There’s a girl I know, who like so many, records every life event on Facebook. She has made a long series of questionable decisions that didn’t end well. The interesting thing is that every time she begins one of these new disastrous adventures she adds, “so I prayed about it and feel this is what God wants me to do.” She’s not the only one who says things like this. Of course, prayer is a good thing. Jesus prayed before every major decision He made. We all need to pray for God’s guidance. The problem comes when we begin to think that every hairbrained idea we come up with must be God’s will since we prayed about.
It has become the new “what would Jesus do” type of slogan. Once again, who shouldn’t be thinking about whether they’re following Jesus’ example as they make decisions? The rub comes when we begin to think that anything I want to do is what Jesus would do. This is kindred to “I researched this,” or “I studied this” and “feel that the Spirit is leading me” to do such or such. Once again, it’s amazing that the spirit is leading and their study has resulted in whatever it is they wanted to do.

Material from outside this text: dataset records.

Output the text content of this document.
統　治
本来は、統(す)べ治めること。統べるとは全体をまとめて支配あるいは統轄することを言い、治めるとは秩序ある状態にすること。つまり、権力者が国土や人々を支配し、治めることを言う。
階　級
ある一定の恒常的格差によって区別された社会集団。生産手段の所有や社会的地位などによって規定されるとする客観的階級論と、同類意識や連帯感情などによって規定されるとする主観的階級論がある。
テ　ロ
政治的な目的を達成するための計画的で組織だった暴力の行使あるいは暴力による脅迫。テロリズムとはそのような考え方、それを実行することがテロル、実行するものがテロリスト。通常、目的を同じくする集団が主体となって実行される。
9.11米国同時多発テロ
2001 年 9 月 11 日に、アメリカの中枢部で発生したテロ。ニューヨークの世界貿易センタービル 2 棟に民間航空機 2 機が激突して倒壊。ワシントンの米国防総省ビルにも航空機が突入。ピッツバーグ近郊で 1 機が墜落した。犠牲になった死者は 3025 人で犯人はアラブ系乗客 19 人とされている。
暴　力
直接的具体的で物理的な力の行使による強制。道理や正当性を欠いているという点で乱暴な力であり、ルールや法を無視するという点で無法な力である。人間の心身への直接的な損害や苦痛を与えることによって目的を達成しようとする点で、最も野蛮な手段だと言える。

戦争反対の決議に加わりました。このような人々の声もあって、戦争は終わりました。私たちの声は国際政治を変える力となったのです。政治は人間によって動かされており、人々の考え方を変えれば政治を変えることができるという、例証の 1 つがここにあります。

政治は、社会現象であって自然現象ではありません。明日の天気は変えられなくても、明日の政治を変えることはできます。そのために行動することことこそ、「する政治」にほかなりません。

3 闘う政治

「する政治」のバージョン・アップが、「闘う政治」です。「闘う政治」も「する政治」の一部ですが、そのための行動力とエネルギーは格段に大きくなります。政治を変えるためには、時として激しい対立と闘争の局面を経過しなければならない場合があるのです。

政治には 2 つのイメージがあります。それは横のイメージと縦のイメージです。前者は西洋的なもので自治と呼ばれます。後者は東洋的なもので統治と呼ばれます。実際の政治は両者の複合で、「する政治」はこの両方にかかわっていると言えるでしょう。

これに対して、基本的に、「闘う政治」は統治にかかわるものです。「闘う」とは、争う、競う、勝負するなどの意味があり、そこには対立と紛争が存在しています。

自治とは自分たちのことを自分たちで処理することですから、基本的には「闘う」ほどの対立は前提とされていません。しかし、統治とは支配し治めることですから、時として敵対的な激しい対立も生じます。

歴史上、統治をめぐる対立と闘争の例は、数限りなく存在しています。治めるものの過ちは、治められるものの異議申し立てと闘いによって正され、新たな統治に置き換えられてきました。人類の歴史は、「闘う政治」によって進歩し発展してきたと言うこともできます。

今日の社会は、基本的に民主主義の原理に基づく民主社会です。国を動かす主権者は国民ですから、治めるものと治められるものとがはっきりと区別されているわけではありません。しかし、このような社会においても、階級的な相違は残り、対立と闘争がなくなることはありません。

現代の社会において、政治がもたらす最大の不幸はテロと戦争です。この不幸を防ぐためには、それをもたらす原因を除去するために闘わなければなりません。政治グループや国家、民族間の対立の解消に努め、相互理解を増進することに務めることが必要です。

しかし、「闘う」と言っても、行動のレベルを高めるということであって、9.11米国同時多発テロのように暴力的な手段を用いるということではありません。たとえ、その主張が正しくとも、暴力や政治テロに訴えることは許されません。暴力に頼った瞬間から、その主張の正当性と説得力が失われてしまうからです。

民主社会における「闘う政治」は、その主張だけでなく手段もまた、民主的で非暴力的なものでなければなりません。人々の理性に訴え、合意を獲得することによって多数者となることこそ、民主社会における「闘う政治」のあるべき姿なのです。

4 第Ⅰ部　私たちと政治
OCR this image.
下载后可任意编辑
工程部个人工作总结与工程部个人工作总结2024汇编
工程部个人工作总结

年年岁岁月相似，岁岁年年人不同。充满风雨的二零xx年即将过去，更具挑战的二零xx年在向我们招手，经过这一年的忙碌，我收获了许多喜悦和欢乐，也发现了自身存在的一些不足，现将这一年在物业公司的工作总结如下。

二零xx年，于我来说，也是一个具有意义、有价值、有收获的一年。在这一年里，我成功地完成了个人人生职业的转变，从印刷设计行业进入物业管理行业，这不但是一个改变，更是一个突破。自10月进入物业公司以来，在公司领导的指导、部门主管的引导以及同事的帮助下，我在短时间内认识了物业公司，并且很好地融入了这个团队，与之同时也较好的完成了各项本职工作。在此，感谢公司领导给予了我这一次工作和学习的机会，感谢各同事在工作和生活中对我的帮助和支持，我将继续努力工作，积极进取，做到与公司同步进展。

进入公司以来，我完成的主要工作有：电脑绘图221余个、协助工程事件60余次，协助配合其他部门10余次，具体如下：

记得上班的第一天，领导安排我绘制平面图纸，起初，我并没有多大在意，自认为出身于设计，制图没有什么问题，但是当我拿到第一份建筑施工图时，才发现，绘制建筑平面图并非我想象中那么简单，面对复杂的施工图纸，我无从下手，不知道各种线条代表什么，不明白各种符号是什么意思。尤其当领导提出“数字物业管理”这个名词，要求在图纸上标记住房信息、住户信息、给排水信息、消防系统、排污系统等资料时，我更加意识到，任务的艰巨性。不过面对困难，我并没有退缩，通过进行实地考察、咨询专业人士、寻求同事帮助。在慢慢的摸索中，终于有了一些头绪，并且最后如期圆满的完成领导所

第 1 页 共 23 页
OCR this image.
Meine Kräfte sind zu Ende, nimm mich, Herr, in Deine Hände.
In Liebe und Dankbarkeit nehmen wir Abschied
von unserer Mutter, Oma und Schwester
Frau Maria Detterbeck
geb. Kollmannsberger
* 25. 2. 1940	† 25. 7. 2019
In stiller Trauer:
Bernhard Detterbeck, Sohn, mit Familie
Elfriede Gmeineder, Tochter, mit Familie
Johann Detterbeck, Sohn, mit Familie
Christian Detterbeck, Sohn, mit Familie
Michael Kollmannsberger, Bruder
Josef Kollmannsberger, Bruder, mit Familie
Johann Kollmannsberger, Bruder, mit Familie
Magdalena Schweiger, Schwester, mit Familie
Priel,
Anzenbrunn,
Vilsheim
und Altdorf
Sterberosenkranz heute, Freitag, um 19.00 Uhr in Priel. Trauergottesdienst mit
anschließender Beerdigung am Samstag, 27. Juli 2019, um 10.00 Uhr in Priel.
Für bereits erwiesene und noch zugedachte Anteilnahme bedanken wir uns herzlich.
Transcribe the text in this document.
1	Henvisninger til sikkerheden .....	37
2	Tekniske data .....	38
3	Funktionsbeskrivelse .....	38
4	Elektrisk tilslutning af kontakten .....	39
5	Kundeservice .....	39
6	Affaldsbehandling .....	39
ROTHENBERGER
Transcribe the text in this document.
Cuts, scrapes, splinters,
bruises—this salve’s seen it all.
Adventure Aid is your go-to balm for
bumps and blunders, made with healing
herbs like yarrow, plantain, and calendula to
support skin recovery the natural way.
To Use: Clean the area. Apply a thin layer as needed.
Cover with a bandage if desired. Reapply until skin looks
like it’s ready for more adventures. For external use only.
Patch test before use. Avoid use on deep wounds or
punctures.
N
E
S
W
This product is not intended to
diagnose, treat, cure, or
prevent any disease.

It reminds me of the guy who was on a diet and was trying to stay away from sugar. As he was driving down the street, he noticed a bakery. So he prayed, dear God, if it’s okay for me to stop at this bakery and get a cupcake, please show me a sign by letting there be a parking spot open in front of the bakery. He said, “sure enough as I drove by the bakery there was a parking spot open right in front and I only had to go around the block five times.”
When I was a kid, I had a magic 8-ball, which was a fortune telling novelty toy. Some of you might remember this toy. You would ask it a “yes” or “no” type of question, turn it over, and the answer would float up in the window beneath it. Of course, we soon learned that if you didn’t get the answer you wanted the first time, you could just turn it over again and again until you got the answer you wanted.
No praying, studying, WWJD, or Bible study will ever make something that is wrong – right. Decisions can be hard. There are those who “distort (twist, NKJV)….the Scriptures, to their own destruction” (2 Pt. 3:16). The goal of prayer as with Bible study is to find out what God has said, not what we can make the Bible say.